Section: Overall Objectives
Introduction
Knowledge discovery in databases –hereafter KDD– consists in processing a large volume of data in order to extract knowledge units that are significant and reusable. Assimilating knowledge units to gold nuggets, and databases to lands or rivers to be explored, the KDD process can be likened to the process of searching for gold. This explains the name of the research team: the “orpailleur” denotes in French a person who is searching for gold in rivers or mountains. Moreover, the KDD process is iterative, interactive, and generally controlled by an expert of the data domain, called the analyst . The analyst selects and interprets a subset of the extracted units for obtaining knowledge units having a certain plausibility. As a person searching for gold and having a certain knowledge of the task and of the location, the analyst may use its own knowledge but also knowledge on the domain of data for improving the KDD process.

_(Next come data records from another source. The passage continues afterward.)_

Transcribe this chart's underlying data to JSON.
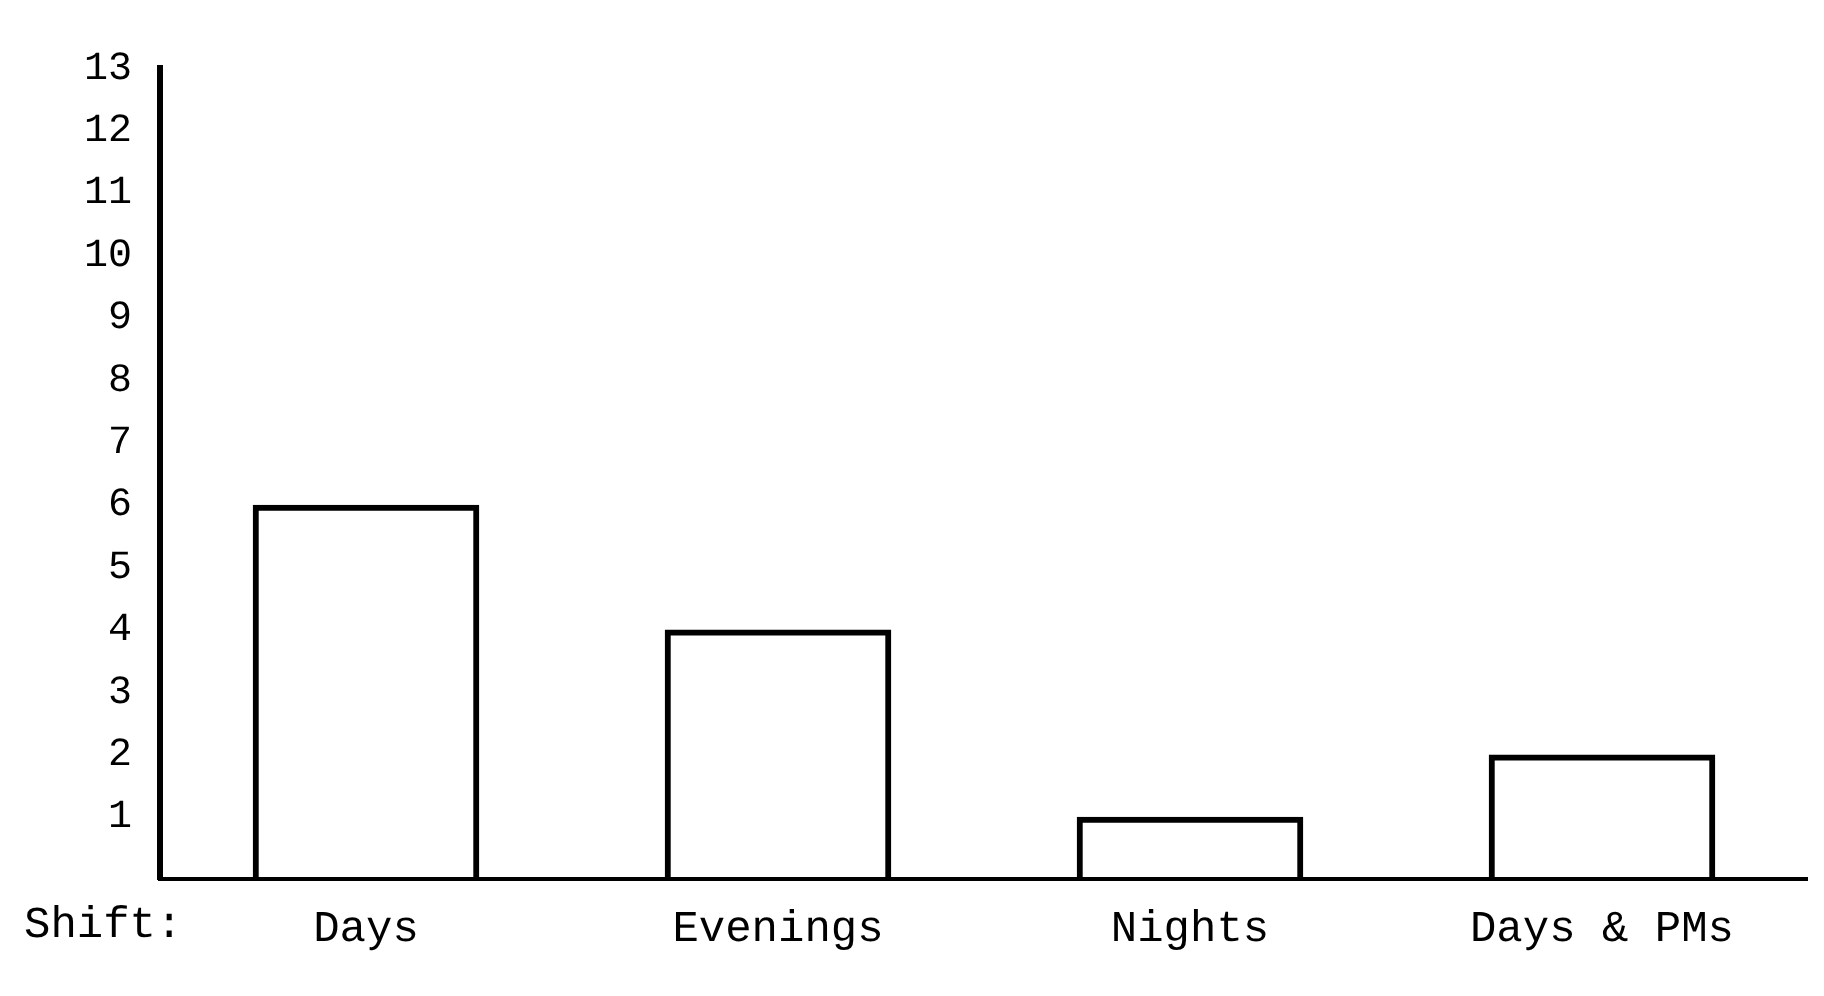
{
  "chart_data": {
    "type": "bar",
    "xlabel": "Shift:",
    "categories": [
      "Days",
      "Evenings",
      "Nights",
      "Days & PMs"
    ],
    "values": [
      6,
      4,
      1,
      2
    ],
    "color": "#000000",
    "ylim": [
      0,
      13
    ],
    "yticks": [
      1,
      2,
      3,
      4,
      5,
      6,
      7,
      8,
      9,
      10,
      11,
      12,
      13
    ],
    "grid": false,
    "legend": false
  }
}
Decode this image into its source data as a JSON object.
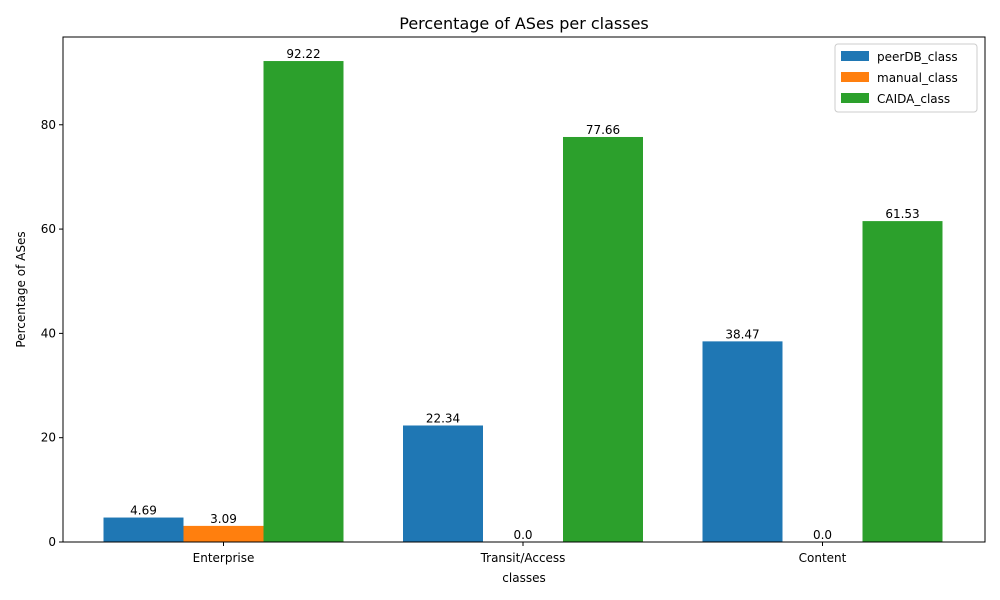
{
  "chart_data": {
    "type": "bar",
    "title": "Percentage of ASes per classes",
    "xlabel": "classes",
    "ylabel": "Percentage of ASes",
    "categories": [
      "Enterprise",
      "Transit/Access",
      "Content"
    ],
    "series": [
      {
        "name": "peerDB_class",
        "color": "#1f77b4",
        "values": [
          4.69,
          22.34,
          38.47
        ],
        "labels": [
          "4.69",
          "22.34",
          "38.47"
        ]
      },
      {
        "name": "manual_class",
        "color": "#ff7f0e",
        "values": [
          3.09,
          0.0,
          0.0
        ],
        "labels": [
          "3.09",
          "0.0",
          "0.0"
        ]
      },
      {
        "name": "CAIDA_class",
        "color": "#2ca02c",
        "values": [
          92.22,
          77.66,
          61.53
        ],
        "labels": [
          "92.22",
          "77.66",
          "61.53"
        ]
      }
    ],
    "ylim": [
      0,
      96.83
    ],
    "yticks": [
      "0",
      "20",
      "40",
      "60",
      "80"
    ],
    "grid": false,
    "legend": "top-right"
  }
}
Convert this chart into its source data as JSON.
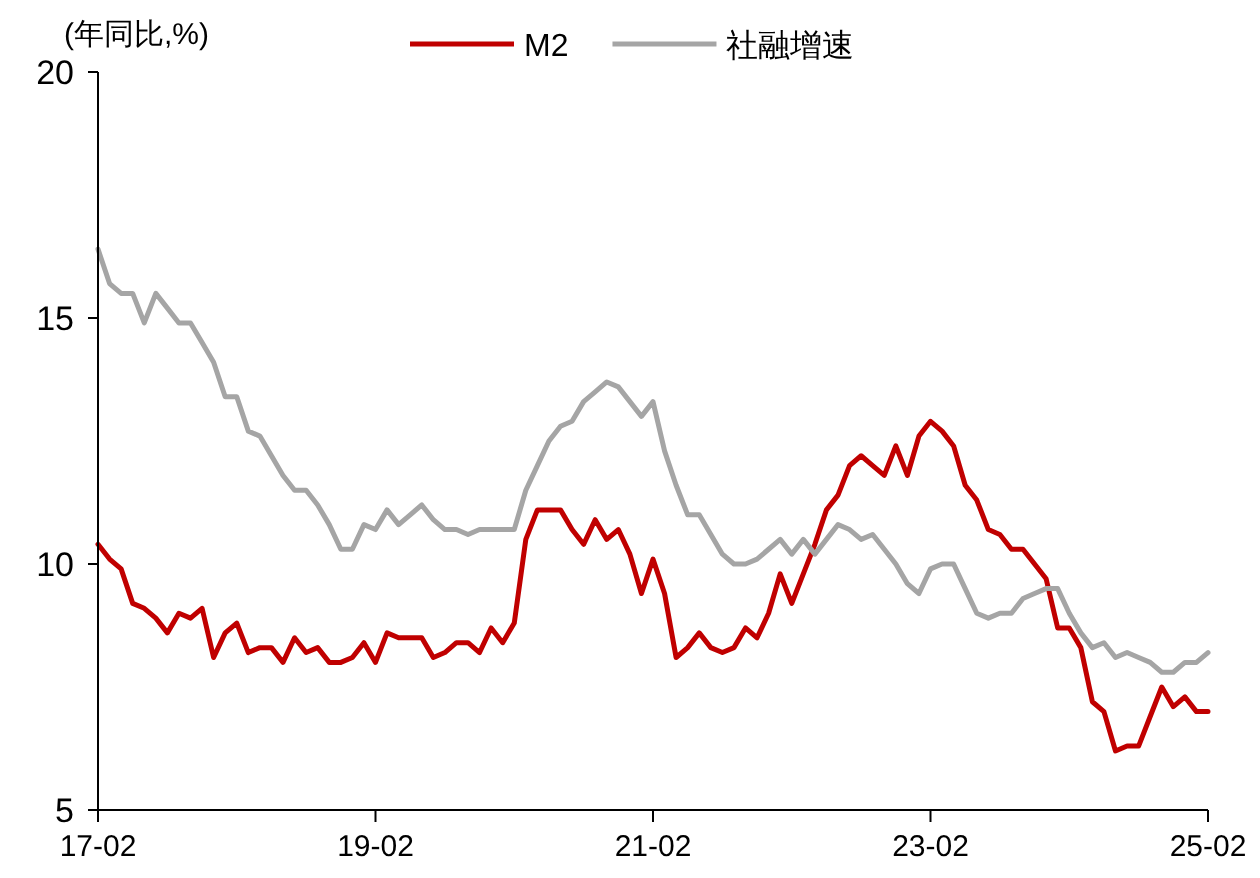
{
  "chart_data": {
    "type": "line",
    "ylabel": "(年同比,%)",
    "categories": [
      "17-02",
      null,
      null,
      null,
      null,
      null,
      null,
      null,
      null,
      null,
      null,
      null,
      null,
      null,
      null,
      null,
      null,
      null,
      null,
      null,
      null,
      null,
      null,
      null,
      "19-02",
      null,
      null,
      null,
      null,
      null,
      null,
      null,
      null,
      null,
      null,
      null,
      null,
      null,
      null,
      null,
      null,
      null,
      null,
      null,
      null,
      null,
      null,
      null,
      "21-02",
      null,
      null,
      null,
      null,
      null,
      null,
      null,
      null,
      null,
      null,
      null,
      null,
      null,
      null,
      null,
      null,
      null,
      null,
      null,
      null,
      null,
      null,
      null,
      "23-02",
      null,
      null,
      null,
      null,
      null,
      null,
      null,
      null,
      null,
      null,
      null,
      null,
      null,
      null,
      null,
      null,
      null,
      null,
      null,
      null,
      null,
      null,
      null,
      "25-02"
    ],
    "series": [
      {
        "name": "M2",
        "color": "#c00000",
        "values": [
          10.4,
          10.1,
          9.9,
          9.2,
          9.1,
          8.9,
          8.6,
          9.0,
          8.9,
          9.1,
          8.1,
          8.6,
          8.8,
          8.2,
          8.3,
          8.3,
          8.0,
          8.5,
          8.2,
          8.3,
          8.0,
          8.0,
          8.1,
          8.4,
          8.0,
          8.6,
          8.5,
          8.5,
          8.5,
          8.1,
          8.2,
          8.4,
          8.4,
          8.2,
          8.7,
          8.4,
          8.8,
          10.5,
          11.1,
          11.1,
          11.1,
          10.7,
          10.4,
          10.9,
          10.5,
          10.7,
          10.2,
          9.4,
          10.1,
          9.4,
          8.1,
          8.3,
          8.6,
          8.3,
          8.2,
          8.3,
          8.7,
          8.5,
          9.0,
          9.8,
          9.2,
          9.8,
          10.4,
          11.1,
          11.4,
          12.0,
          12.2,
          12.0,
          11.8,
          12.4,
          11.8,
          12.6,
          12.9,
          12.7,
          12.4,
          11.6,
          11.3,
          10.7,
          10.6,
          10.3,
          10.3,
          10.0,
          9.7,
          8.7,
          8.7,
          8.3,
          7.2,
          7.0,
          6.2,
          6.3,
          6.3,
          6.9,
          7.5,
          7.1,
          7.3,
          7.0,
          7.0
        ]
      },
      {
        "name": "社融增速",
        "color": "#a5a5a5",
        "values": [
          16.4,
          15.7,
          15.5,
          15.5,
          14.9,
          15.5,
          15.2,
          14.9,
          14.9,
          14.5,
          14.1,
          13.4,
          13.4,
          12.7,
          12.6,
          12.2,
          11.8,
          11.5,
          11.5,
          11.2,
          10.8,
          10.3,
          10.3,
          10.8,
          10.7,
          11.1,
          10.8,
          11.0,
          11.2,
          10.9,
          10.7,
          10.7,
          10.6,
          10.7,
          10.7,
          10.7,
          10.7,
          11.5,
          12.0,
          12.5,
          12.8,
          12.9,
          13.3,
          13.5,
          13.7,
          13.6,
          13.3,
          13.0,
          13.3,
          12.3,
          11.6,
          11.0,
          11.0,
          10.6,
          10.2,
          10.0,
          10.0,
          10.1,
          10.3,
          10.5,
          10.2,
          10.5,
          10.2,
          10.5,
          10.8,
          10.7,
          10.5,
          10.6,
          10.3,
          10.0,
          9.6,
          9.4,
          9.9,
          10.0,
          10.0,
          9.5,
          9.0,
          8.9,
          9.0,
          9.0,
          9.3,
          9.4,
          9.5,
          9.5,
          9.0,
          8.6,
          8.3,
          8.4,
          8.1,
          8.2,
          8.1,
          8.0,
          7.8,
          7.8,
          8.0,
          8.0,
          8.2
        ]
      }
    ],
    "ylim": [
      5,
      20
    ],
    "yticks": [
      5,
      10,
      15,
      20
    ],
    "legend": "top",
    "grid": false,
    "marker": "none",
    "line_style": "solid"
  }
}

A way for the KDD process to take advantage of domain knowledge is to be in connection with an ontology relative to the domain of data, for making a step towards the notion of knowledge discovery guided by domain knowledge or KDDK. In the KDDK process, knowledge units that are extracted have still a life after the interpretation step: they must be represented in an adequate knowledge representation formalism for being integrated within an ontology and reused for problem-solving needs. In this way, the results of the knowledge discovery process may be reused for extending and updating existing ontologies. The KDDK process shows that knowledge representation and knowledge discovery are two complementary tasks: no effective knowledge discovery without domain knowledge!